Monday, August 30, 2010
Unable to Fully California with cover by Krista Franklin is officially available on Lulu and Amazon .
I love the clear style, unforced music. It is not so much a strange poetry as the poetry of a stranger, the way Bishop was a Brazilian in Boston and a Bostonian in Brazil. I fell in love with your “blue fruit” and “inescapable tomorrow,” also what seems like renunciation not of sentimentality but of cliché …I like even the quasi-Romantic dislocations here: “There is a beauty to ice/only a statue understands.” I’m not a statue, so I only partially understand, but that should be more than enough for Sawyer’s uncanny picnic on no grass … seemed as real as the Bronx, and I couldn’t stop thinking: I am so lucky that this poetry is so good.

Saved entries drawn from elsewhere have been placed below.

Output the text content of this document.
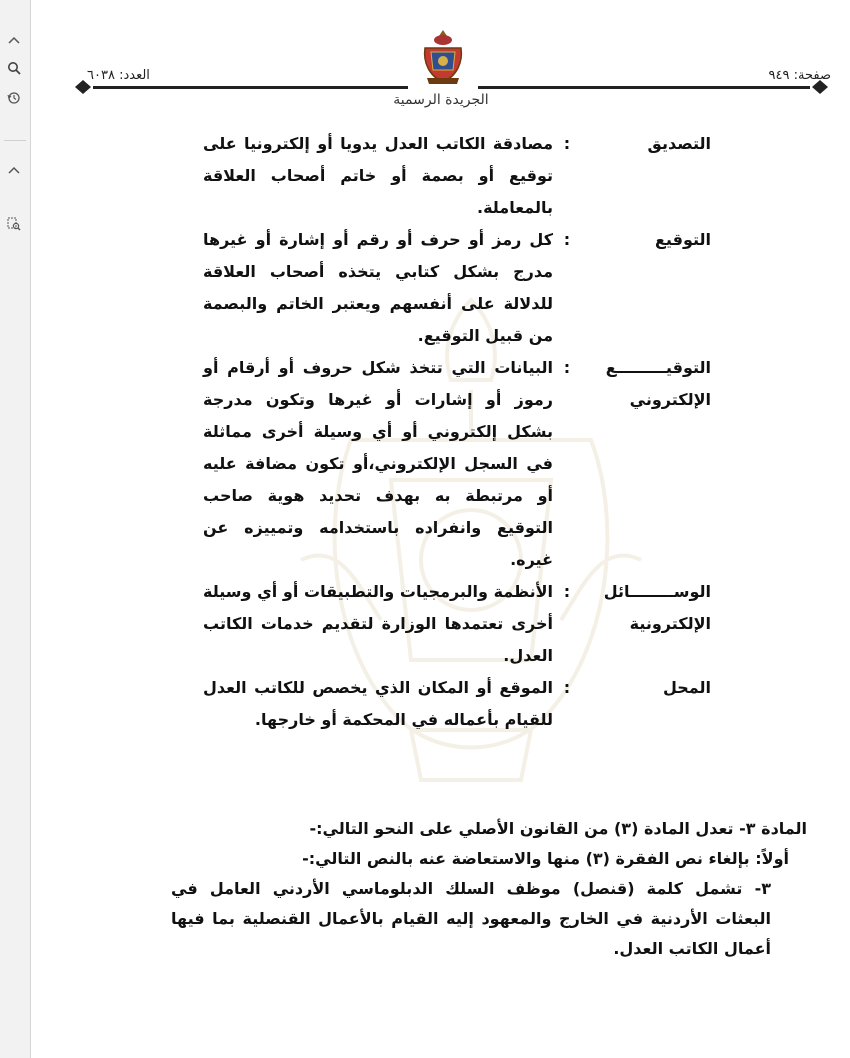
صفحة: ٩٤٩
العدد: ٦٠٣٨
الجريدة الرسمية
التصديق
:
مصادقة الكاتب العدل يدويا أو إلكترونيا على توقيع أو بصمة أو خاتم أصحاب العلاقة بالمعاملة.
التوقيع
:
كل رمز أو حرف أو رقم أو إشارة أو غيرها مدرج بشكل كتابي يتخذه أصحاب العلاقة للدلالة على أنفسهم ويعتبر الخاتم والبصمة من قبيل التوقيع.
التوقيـــــــــع
الإلكتروني
:
البيانات التي تتخذ شكل حروف أو أرقام أو رموز أو إشارات أو غيرها وتكون مدرجة بشكل إلكتروني أو أي وسيلة أخرى مماثلة في السجل الإلكتروني،أو تكون مضافة عليه أو مرتبطة به بهدف تحديد هوية صاحب التوقيع وانفراده باستخدامه وتمييزه عن غيره.
الوســــــــائل
الإلكترونية
:
الأنظمة والبرمجيات والتطبيقات أو أي وسيلة أخرى تعتمدها الوزارة لتقديم خدمات الكاتب العدل.
المحل
:
الموقع أو المكان الذي يخصص للكاتب العدل للقيام بأعماله في المحكمة أو خارجها.

المادة ٣- تعدل المادة (٣) من القانون الأصلي على النحو التالي:-

أولاً: بإلغاء نص الفقرة (٣) منها والاستعاضة عنه بالنص التالي:-

٣- تشمل كلمة (قنصل) موظف السلك الدبلوماسي الأردني العامل في البعثات الأردنية في الخارج والمعهود إليه القيام بالأعمال القنصلية بما فيها أعمال الكاتب العدل.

The split infinitive title that is Unable to Fully California prompts the question: What in 2010 is most real? Larry Sawyer leads us in response to “the exotic trigonometry” that invokes twirled concepts, blended wines, plus deliciously intentional mistakes. In this spree of sight and sound, nouns take up residence while collocating in new roles as verbs alive in trans-plantation. The tenor and vehicle of similes yield a vivid array of bleached blond poems that skid across the page. Their x axis is transmuted from horizon line to stars as yet unnamed from which we readers readily infer we’re not in Kansas anymore.
—Sheila E. Murphy
The poetry of Larry Sawyer arrives free of any investment in a “poetics” or worldview and therefore ties its shoes on the run: “The city is a Smith and Wesson covered in noon.” The sublime lies in “covered in noon,” the waking world in the Smith and Wesson. So there’s a spontaneity of composition (anything can happen and does) that reminds us of what René Char was supposed to have been. On first impression, the poems can seem scattershot, like the art works of Niki de Saint Phalle composed by shotgun. Some of the pellets form patterns, some impressions they make are deeper than others, and some even pierce the metal canvas. Because Sawyer’s style is so open, the casual and intense find comfort in each other and the remarkable detail emerges: “What horizon / spreads in the distance / muscles ripening?” Much of this work is therefore fresh and unexpectable, like the final line of his elegy at Char’s gravesite: “Quiet snow, gossip over the hero’s grave.”